Aides to County Executive Steve Bellone conceded the resolution is poorly drafted, but Babylon and Islip sewer district taxpayers will not have to pay any sewer costs for the 1,450- unit transit-related Brookhaven hub.
The resolution calling for a Dec. 20 public hearing states “The annual cost to a typical property within the . . . Sewer District No. 3 Southwest is $11.42 for the project.” The resolution also states a $4 million state grant, $7 million contribution from developer, Tritec Real Estate, as well as their $12 million in connection fees “are expected to lower these costs” for the $26.4 million project.
When Deputy County Executive Peter Scully read the resolution language, he conceded the authors “could have done a better job” to make clear there would be no tax impact.
“What’s key here,” Scully said, “is there is no need for the county to pass costs off to the residents of the district. That would be unacceptable.”
Some county lawmakers expressed concern about the language in the measure because it also indicates costs would be lowered, not eliminated. Critics said the confusing language could also spell new legal trouble for the county already facing a sewer-related class-action lawsuit filed on behalf of residents.
“I’m going to be very vigilant about impact on sewer district taxpayers,” said Legis. Kevin McCaffrey, a GOP caucus leader who represents sewer district areas. “We should be paid for taking their effluent and not have to pay to receive it.”
Presiding Officer DuWayne Gregory, who also represents district areas, said he flagged the measure and wants an explanation because he’s “never seen” this kind of language in a sewer resolution before.
He added a vote may be delayed, unless it is spelled out that sewer district residents will pay nothing.
Originally, 400,000 gallons in daily sewage from the hub project was to be handled by an on-site $25 million treatment plant, financed through a newly created sewer district made up of housing units and 575,000 square feet of the planned construction of retail and office space in the next decade.
Public works officials later called for connecting the hub, by contract, to the Southwest Sewer District, the county’s largest sewer plant. Officials said hooking up the hub to the sewer plant would be less costly at between $20 and $22 million. That cost has escalated $4.4 million, higher than cost of a plant on site.
Critics say forcing sewer district residents to pay would set a dangerous precedent and be a violation of state and local laws.

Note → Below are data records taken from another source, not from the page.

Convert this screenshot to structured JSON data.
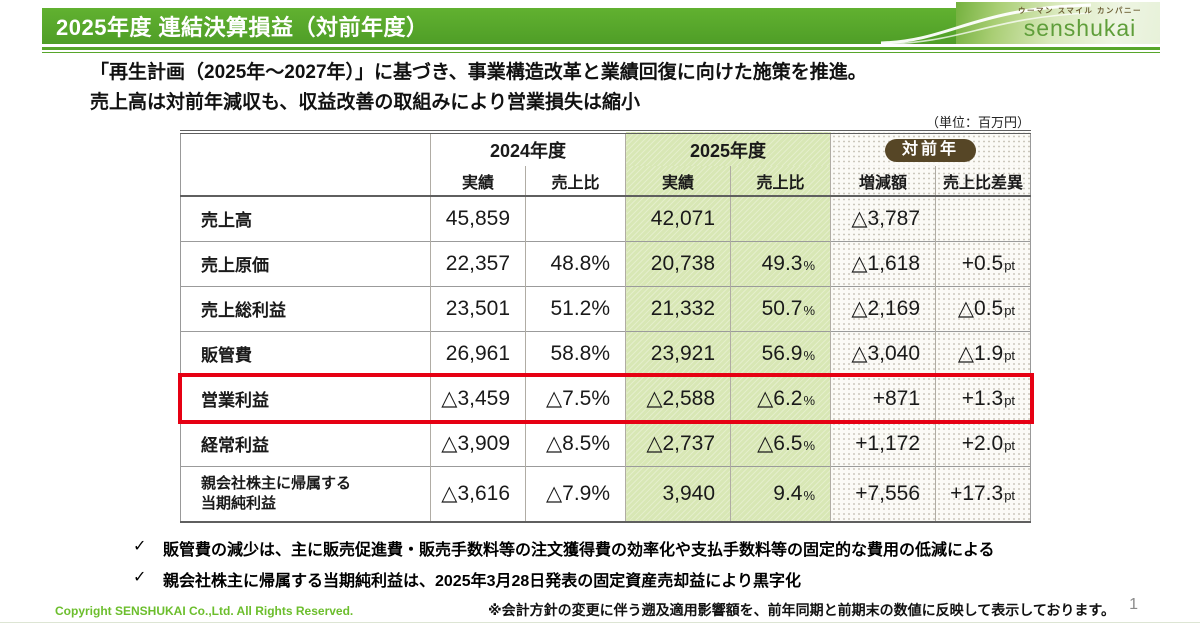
{
  "brand": {
    "accent_green": "#58a72c",
    "logo_tagline": "ウーマン スマイル カンパニー",
    "logo_name": "senshukai"
  },
  "header": {
    "title": "2025年度 連結決算損益（対前年度）"
  },
  "intro": {
    "line1": "「再生計画（2025年～2027年）」に基づき、事業構造改革と業績回復に向けた施策を推進。",
    "line2": "売上高は対前年減収も、収益改善の取組みにより営業損失は縮小"
  },
  "table": {
    "unit_note": "（単位：百万円）",
    "highlight_color": "#e60013",
    "col_groups": [
      {
        "label": "2024年度"
      },
      {
        "label": "2025年度"
      },
      {
        "label": "対前年",
        "badge": true
      }
    ],
    "sub_headers": [
      "実績",
      "売上比",
      "実績",
      "売上比",
      "増減額",
      "売上比差異"
    ],
    "rows": [
      {
        "label": "売上高",
        "cells": [
          [
            "45,859",
            ""
          ],
          [
            "",
            ""
          ],
          [
            "42,071",
            ""
          ],
          [
            "",
            ""
          ],
          [
            "△3,787",
            ""
          ],
          [
            "",
            ""
          ]
        ]
      },
      {
        "label": "売上原価",
        "cells": [
          [
            "22,357",
            ""
          ],
          [
            "48.8%",
            ""
          ],
          [
            "20,738",
            ""
          ],
          [
            "49.3",
            "%"
          ],
          [
            "△1,618",
            ""
          ],
          [
            "+0.5",
            "pt"
          ]
        ]
      },
      {
        "label": "売上総利益",
        "cells": [
          [
            "23,501",
            ""
          ],
          [
            "51.2%",
            ""
          ],
          [
            "21,332",
            ""
          ],
          [
            "50.7",
            "%"
          ],
          [
            "△2,169",
            ""
          ],
          [
            "△0.5",
            "pt"
          ]
        ]
      },
      {
        "label": "販管費",
        "cells": [
          [
            "26,961",
            ""
          ],
          [
            "58.8%",
            ""
          ],
          [
            "23,921",
            ""
          ],
          [
            "56.9",
            "%"
          ],
          [
            "△3,040",
            ""
          ],
          [
            "△1.9",
            "pt"
          ]
        ]
      },
      {
        "label": "営業利益",
        "highlight": true,
        "cells": [
          [
            "△3,459",
            ""
          ],
          [
            "△7.5%",
            ""
          ],
          [
            "△2,588",
            ""
          ],
          [
            "△6.2",
            "%"
          ],
          [
            "+871",
            ""
          ],
          [
            "+1.3",
            "pt"
          ]
        ]
      },
      {
        "label": "経常利益",
        "cells": [
          [
            "△3,909",
            ""
          ],
          [
            "△8.5%",
            ""
          ],
          [
            "△2,737",
            ""
          ],
          [
            "△6.5",
            "%"
          ],
          [
            "+1,172",
            ""
          ],
          [
            "+2.0",
            "pt"
          ]
        ]
      },
      {
        "label": "親会社株主に帰属する当期純利益",
        "label_lines": [
          "親会社株主に帰属する",
          "当期純利益"
        ],
        "cells": [
          [
            "△3,616",
            ""
          ],
          [
            "△7.9%",
            ""
          ],
          [
            "3,940",
            ""
          ],
          [
            "9.4",
            "%"
          ],
          [
            "+7,556",
            ""
          ],
          [
            "+17.3",
            "pt"
          ]
        ]
      }
    ]
  },
  "notes": {
    "bullet": "✓",
    "items": [
      "販管費の減少は、主に販売促進費・販売手数料等の注文獲得費の効率化や支払手数料等の固定的な費用の低減による",
      "親会社株主に帰属する当期純利益は、2025年3月28日発表の固定資産売却益により黒字化"
    ]
  },
  "footer": {
    "copyright": "Copyright SENSHUKAI Co.,Ltd. All Rights Reserved.",
    "note": "※会計方針の変更に伴う遡及適用影響額を、前年同期と前期末の数値に反映して表示しております。",
    "page": "1"
  }
}
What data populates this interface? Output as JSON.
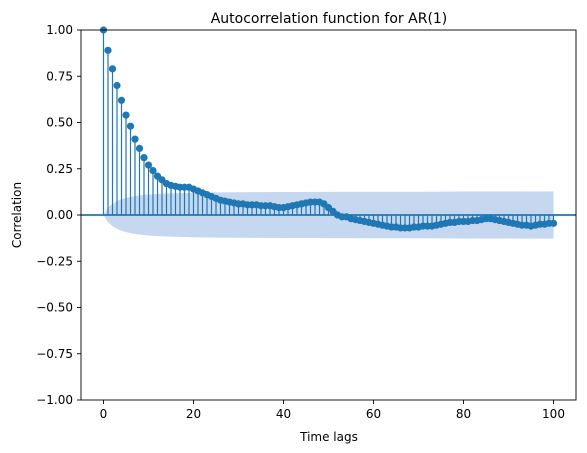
{
  "chart_data": {
    "type": "scatter",
    "subtype": "stem",
    "title": "Autocorrelation function for AR(1)",
    "xlabel": "Time lags",
    "ylabel": "Correlation",
    "xlim": [
      -5,
      105
    ],
    "ylim": [
      -1.0,
      1.0
    ],
    "xticks": [
      0,
      20,
      40,
      60,
      80,
      100
    ],
    "yticks": [
      -1.0,
      -0.75,
      -0.5,
      -0.25,
      0.0,
      0.25,
      0.5,
      0.75,
      1.0
    ],
    "xtick_labels": [
      "0",
      "20",
      "40",
      "60",
      "80",
      "100"
    ],
    "ytick_labels": [
      "−1.00",
      "−0.75",
      "−0.50",
      "−0.25",
      "0.00",
      "0.25",
      "0.50",
      "0.75",
      "1.00"
    ],
    "grid": false,
    "colors": {
      "series": "#1f77b4",
      "confidence_band": "#aec7e8"
    },
    "series": [
      {
        "lags": [
          0,
          1,
          2,
          3,
          4,
          5,
          6,
          7,
          8,
          9,
          10,
          11,
          12,
          13,
          14,
          15,
          16,
          17,
          18,
          19,
          20,
          21,
          22,
          23,
          24,
          25,
          26,
          27,
          28,
          29,
          30,
          31,
          32,
          33,
          34,
          35,
          36,
          37,
          38,
          39,
          40,
          41,
          42,
          43,
          44,
          45,
          46,
          47,
          48,
          49,
          50,
          51,
          52,
          53,
          54,
          55,
          56,
          57,
          58,
          59,
          60,
          61,
          62,
          63,
          64,
          65,
          66,
          67,
          68,
          69,
          70,
          71,
          72,
          73,
          74,
          75,
          76,
          77,
          78,
          79,
          80,
          81,
          82,
          83,
          84,
          85,
          86,
          87,
          88,
          89,
          90,
          91,
          92,
          93,
          94,
          95,
          96,
          97,
          98,
          99,
          100
        ],
        "values": [
          1.0,
          0.89,
          0.79,
          0.7,
          0.62,
          0.54,
          0.48,
          0.41,
          0.36,
          0.31,
          0.27,
          0.24,
          0.21,
          0.19,
          0.17,
          0.16,
          0.155,
          0.15,
          0.15,
          0.15,
          0.14,
          0.13,
          0.12,
          0.11,
          0.1,
          0.09,
          0.08,
          0.075,
          0.07,
          0.065,
          0.06,
          0.06,
          0.055,
          0.055,
          0.055,
          0.05,
          0.05,
          0.05,
          0.045,
          0.04,
          0.04,
          0.045,
          0.05,
          0.055,
          0.06,
          0.065,
          0.07,
          0.07,
          0.07,
          0.06,
          0.04,
          0.02,
          0.0,
          -0.01,
          -0.01,
          -0.02,
          -0.025,
          -0.03,
          -0.035,
          -0.04,
          -0.045,
          -0.05,
          -0.055,
          -0.06,
          -0.065,
          -0.065,
          -0.07,
          -0.07,
          -0.07,
          -0.065,
          -0.065,
          -0.06,
          -0.06,
          -0.06,
          -0.055,
          -0.05,
          -0.045,
          -0.04,
          -0.04,
          -0.035,
          -0.035,
          -0.035,
          -0.03,
          -0.03,
          -0.025,
          -0.02,
          -0.02,
          -0.025,
          -0.03,
          -0.035,
          -0.04,
          -0.045,
          -0.05,
          -0.055,
          -0.055,
          -0.06,
          -0.055,
          -0.05,
          -0.05,
          -0.045,
          -0.045
        ]
      }
    ],
    "confidence_band": {
      "lags": [
        0,
        1,
        2,
        3,
        4,
        5,
        6,
        7,
        8,
        10,
        12,
        15,
        20,
        25,
        30,
        40,
        50,
        60,
        70,
        80,
        90,
        100
      ],
      "upper": [
        0.0,
        0.04,
        0.06,
        0.075,
        0.085,
        0.092,
        0.098,
        0.103,
        0.106,
        0.111,
        0.114,
        0.117,
        0.12,
        0.122,
        0.123,
        0.124,
        0.125,
        0.126,
        0.126,
        0.127,
        0.127,
        0.128
      ],
      "lower": [
        0.0,
        -0.04,
        -0.06,
        -0.075,
        -0.085,
        -0.092,
        -0.098,
        -0.103,
        -0.106,
        -0.111,
        -0.114,
        -0.117,
        -0.12,
        -0.122,
        -0.123,
        -0.124,
        -0.125,
        -0.126,
        -0.126,
        -0.127,
        -0.127,
        -0.128
      ]
    }
  }
}
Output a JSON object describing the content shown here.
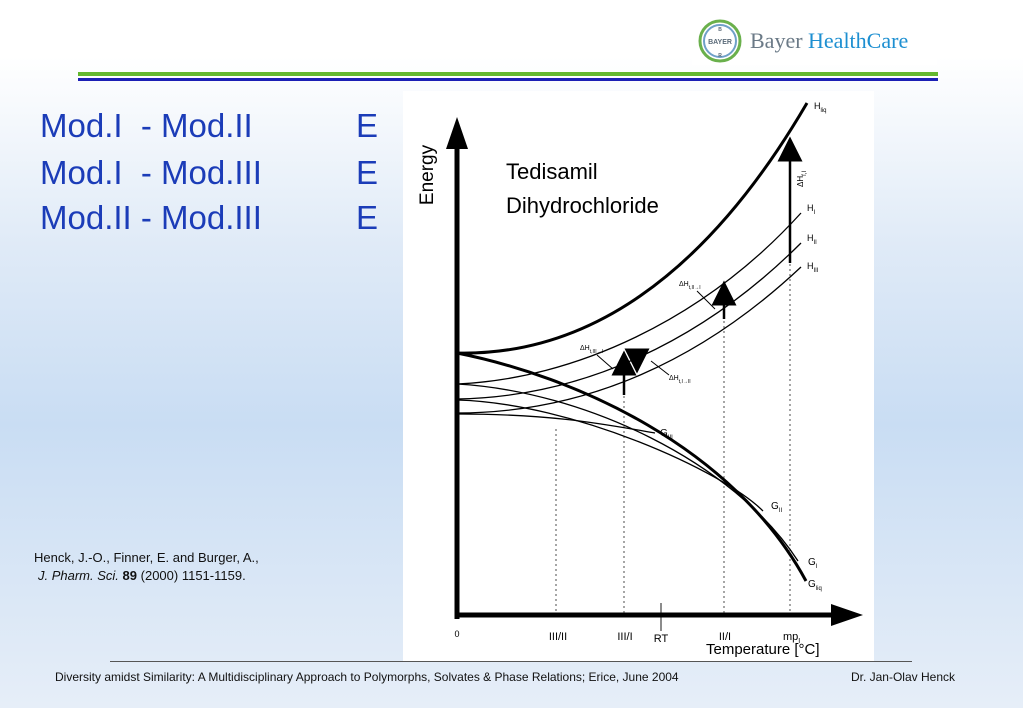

“If this precedent were to hold,” said Paul Sabatino, an attorney and former chief deputy county executive, “it would open the flood gates for really huge projects like Jerry Wolkoff’’s 9,000 unit Heartland Town Square, which would seek similar subsidies.”
Sabatino represents sewer residents in a class-action lawsuit, claiming the county has created an illegal $288 million sewer district surplus and refuses to return the money to taxpayers.
Plans for the hub hook up project also include a second sewer line for the possible creation of a MacArthur Industrial sewer district to handle an additional 1 million gallons of wastewater, Suffolk officials said. That connection could allow Islip’s town airport, nearby industrial areas, as well as possibly the Village of Islandia, to connect to the Southwest Sewer District.
By construction’s end, officials said, it would “not fully recoup the cost of construction . . . but will generate a surplus.”
Robert Coughlan, a Tritec principal, said the firm is donating land for the pump station, and the project is expected to generate $33 million in connection fees for businesses beyond what the hub is paying, generating a net profit of $24 million for the sewer district. Their project, he added, will generate 10,000 construction jobs and full-time employment for 5,000.